The following was first posted on http://whitewagonfarm.wordpress.com on 12/7/10:

I flipped the cover of my Red n’ Black spiral notebook closed.  It was 2:14 a.m.  I had just written the final words of my novel.

Stunned, I looked around the empty room.  Whom could I tell?  The dogs were asleep in their crates.  Pat was out of town.  My friends in Asia would be awake, but I doubted if any of them would care.

Maybe I’d wait until it was typed before I said anything.  Then I’d know word count.  Then I could casually drop it into conversation:  “You know, I just finished my 47,000-word piece….”

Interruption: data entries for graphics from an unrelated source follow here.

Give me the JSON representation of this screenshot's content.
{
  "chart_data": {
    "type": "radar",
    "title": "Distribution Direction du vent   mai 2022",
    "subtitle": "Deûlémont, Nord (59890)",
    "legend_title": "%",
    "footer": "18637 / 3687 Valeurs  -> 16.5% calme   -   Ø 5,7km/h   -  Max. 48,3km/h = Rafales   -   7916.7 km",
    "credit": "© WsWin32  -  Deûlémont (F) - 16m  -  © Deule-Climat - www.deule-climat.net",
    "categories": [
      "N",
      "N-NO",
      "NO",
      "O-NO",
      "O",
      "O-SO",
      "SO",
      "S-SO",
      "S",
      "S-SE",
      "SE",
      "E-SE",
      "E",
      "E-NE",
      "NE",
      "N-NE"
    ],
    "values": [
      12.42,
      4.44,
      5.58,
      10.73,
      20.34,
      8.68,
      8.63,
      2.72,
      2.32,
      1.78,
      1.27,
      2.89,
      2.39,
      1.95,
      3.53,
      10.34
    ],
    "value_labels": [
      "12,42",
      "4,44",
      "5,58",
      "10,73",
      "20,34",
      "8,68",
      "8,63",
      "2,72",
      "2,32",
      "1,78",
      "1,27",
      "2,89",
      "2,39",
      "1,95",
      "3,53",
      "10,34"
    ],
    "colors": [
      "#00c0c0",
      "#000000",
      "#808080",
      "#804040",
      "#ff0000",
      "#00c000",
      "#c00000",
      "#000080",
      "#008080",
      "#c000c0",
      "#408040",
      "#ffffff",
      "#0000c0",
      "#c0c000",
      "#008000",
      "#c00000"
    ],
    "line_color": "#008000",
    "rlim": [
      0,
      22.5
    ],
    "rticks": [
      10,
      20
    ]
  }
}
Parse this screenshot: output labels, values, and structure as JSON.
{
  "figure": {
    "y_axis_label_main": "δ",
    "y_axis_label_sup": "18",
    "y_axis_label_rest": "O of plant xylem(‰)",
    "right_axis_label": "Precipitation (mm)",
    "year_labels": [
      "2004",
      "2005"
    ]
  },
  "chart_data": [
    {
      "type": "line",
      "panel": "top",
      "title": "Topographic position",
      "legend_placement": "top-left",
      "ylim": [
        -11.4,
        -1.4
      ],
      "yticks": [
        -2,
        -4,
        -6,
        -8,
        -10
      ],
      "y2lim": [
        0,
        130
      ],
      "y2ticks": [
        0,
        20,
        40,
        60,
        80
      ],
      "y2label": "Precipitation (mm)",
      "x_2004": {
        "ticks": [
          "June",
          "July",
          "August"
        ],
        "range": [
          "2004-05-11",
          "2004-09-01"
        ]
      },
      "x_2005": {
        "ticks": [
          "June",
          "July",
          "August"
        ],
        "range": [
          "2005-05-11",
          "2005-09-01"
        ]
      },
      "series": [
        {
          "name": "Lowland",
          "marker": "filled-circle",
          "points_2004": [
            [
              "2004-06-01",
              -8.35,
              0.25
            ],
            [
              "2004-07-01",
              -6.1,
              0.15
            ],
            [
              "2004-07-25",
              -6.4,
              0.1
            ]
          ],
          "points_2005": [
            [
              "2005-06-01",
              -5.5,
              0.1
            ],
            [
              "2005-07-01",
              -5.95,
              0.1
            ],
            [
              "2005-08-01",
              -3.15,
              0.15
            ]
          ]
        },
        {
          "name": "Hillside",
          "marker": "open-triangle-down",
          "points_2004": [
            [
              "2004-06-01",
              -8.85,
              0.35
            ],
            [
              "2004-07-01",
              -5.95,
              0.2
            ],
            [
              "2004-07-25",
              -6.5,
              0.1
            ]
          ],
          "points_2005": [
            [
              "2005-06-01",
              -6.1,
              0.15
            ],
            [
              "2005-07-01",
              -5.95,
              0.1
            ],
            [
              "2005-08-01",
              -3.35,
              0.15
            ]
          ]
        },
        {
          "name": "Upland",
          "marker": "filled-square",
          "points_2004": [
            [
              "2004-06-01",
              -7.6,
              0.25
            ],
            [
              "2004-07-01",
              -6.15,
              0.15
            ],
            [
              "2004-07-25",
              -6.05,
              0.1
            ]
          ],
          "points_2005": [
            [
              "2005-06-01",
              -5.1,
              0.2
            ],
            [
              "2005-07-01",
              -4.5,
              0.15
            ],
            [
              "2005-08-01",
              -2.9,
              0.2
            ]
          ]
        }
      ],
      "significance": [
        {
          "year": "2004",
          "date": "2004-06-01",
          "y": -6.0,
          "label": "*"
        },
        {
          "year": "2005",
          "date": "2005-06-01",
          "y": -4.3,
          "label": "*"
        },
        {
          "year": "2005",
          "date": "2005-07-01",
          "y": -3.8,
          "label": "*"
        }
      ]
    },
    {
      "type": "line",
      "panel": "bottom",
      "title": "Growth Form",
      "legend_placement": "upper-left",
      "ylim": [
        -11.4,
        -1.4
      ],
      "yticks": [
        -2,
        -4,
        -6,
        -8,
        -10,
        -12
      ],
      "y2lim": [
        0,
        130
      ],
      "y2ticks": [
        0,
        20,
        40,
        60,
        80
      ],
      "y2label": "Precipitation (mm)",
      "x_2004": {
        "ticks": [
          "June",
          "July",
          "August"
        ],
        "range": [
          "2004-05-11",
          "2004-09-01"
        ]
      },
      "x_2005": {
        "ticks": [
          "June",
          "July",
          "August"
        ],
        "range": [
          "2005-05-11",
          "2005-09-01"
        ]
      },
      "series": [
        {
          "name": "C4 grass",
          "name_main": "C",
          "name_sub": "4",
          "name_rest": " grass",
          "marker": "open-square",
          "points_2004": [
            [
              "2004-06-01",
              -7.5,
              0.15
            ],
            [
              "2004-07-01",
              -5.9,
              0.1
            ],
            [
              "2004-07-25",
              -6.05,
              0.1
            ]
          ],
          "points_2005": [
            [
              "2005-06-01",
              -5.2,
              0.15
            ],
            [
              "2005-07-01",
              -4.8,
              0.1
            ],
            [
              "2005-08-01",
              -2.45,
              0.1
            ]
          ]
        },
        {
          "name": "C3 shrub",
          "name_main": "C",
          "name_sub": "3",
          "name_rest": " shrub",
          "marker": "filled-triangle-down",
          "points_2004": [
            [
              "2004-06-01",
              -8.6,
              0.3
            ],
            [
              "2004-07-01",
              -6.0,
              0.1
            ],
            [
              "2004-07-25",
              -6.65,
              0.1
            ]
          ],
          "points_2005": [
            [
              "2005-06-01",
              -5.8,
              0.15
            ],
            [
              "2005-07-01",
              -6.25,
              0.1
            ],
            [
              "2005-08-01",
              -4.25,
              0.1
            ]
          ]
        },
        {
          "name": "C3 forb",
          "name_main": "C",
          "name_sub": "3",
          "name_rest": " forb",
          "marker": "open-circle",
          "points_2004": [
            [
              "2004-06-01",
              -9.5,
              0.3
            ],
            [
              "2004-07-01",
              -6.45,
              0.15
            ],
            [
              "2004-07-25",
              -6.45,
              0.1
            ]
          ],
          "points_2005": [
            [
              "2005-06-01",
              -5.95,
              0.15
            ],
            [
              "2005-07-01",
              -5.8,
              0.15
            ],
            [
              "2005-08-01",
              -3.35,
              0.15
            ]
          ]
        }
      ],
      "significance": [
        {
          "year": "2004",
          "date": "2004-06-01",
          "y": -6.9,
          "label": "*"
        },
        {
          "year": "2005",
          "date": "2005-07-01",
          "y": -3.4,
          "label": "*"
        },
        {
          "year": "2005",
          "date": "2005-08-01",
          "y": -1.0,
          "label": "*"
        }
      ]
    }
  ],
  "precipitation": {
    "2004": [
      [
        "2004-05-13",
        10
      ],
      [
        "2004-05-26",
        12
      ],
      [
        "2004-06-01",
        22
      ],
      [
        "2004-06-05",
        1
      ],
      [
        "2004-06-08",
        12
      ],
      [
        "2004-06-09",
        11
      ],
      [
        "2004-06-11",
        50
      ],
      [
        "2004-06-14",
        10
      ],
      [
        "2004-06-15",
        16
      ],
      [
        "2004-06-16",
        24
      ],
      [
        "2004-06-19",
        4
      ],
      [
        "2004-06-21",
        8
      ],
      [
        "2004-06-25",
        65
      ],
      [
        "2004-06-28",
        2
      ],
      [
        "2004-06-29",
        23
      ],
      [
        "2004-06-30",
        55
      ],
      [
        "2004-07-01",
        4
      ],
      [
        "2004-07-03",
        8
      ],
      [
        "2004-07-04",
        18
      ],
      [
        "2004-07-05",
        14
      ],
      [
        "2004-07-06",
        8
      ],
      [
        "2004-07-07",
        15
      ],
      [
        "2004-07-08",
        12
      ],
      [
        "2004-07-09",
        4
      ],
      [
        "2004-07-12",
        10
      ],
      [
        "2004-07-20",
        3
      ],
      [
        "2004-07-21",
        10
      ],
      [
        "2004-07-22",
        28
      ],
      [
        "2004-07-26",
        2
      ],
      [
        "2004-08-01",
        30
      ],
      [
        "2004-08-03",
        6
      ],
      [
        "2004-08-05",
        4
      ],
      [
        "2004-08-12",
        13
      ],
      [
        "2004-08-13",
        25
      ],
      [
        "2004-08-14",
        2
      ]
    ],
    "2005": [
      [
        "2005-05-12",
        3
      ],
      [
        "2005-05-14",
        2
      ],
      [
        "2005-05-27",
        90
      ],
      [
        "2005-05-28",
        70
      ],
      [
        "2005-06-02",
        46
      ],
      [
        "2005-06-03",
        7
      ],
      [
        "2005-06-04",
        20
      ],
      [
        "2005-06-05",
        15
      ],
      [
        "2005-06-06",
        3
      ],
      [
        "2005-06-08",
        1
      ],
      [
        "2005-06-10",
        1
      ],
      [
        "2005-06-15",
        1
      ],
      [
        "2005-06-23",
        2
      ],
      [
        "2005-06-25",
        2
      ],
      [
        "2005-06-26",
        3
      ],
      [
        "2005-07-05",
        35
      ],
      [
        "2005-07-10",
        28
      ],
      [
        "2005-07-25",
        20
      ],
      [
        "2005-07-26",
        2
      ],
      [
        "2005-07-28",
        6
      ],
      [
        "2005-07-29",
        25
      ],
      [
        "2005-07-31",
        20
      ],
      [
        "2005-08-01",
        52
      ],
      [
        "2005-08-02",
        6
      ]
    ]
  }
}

The next day I spent hours keying and, yes, editing my handwritten and often indecipherable text into Word.  I really wanted to know the final word count – 46,607 – almost as much as I wanted to finish the process.  “Back when I wrote my first novel…” has a nice ring to it.

By the following day I wandered around not knowing what to do.  I had promised not to edit my manuscript for at least a month, preferably two.  Maybe I could print a clean copy.  But all my printers had run out of ink printing the draft copies I had been producing daily for the past couple of months.

I dithered.  I dilly-dallied.  I practiced piddling.  I picked up several of the books I’d set aside to read after I finished writing.  Every line I read reminded me of the utterly pedestrian prose I’d just written.  All 46,607 words of it.

(What an odd scorecard anyway.  Does a painter count brushstrokes?  Did Monet ever say, “Look at that top right corner.  It took me 364 strokes to get that color and texture.”?  Did Mozart count notes?  OK, OK.  I do tend to run away with myself when I’m searching.)

After fiddling with my mp3 player I did laundry.  I ate frozen pears.  I surfed the Overstock.com pages for something I couldn’t live without.  I ordered the Waterman pen I promised myself as a reward for finishing the novel.

Then I picked up my Black n’ Red notebook and my Pilot V-Ball pen.  I’m already up to 352 words.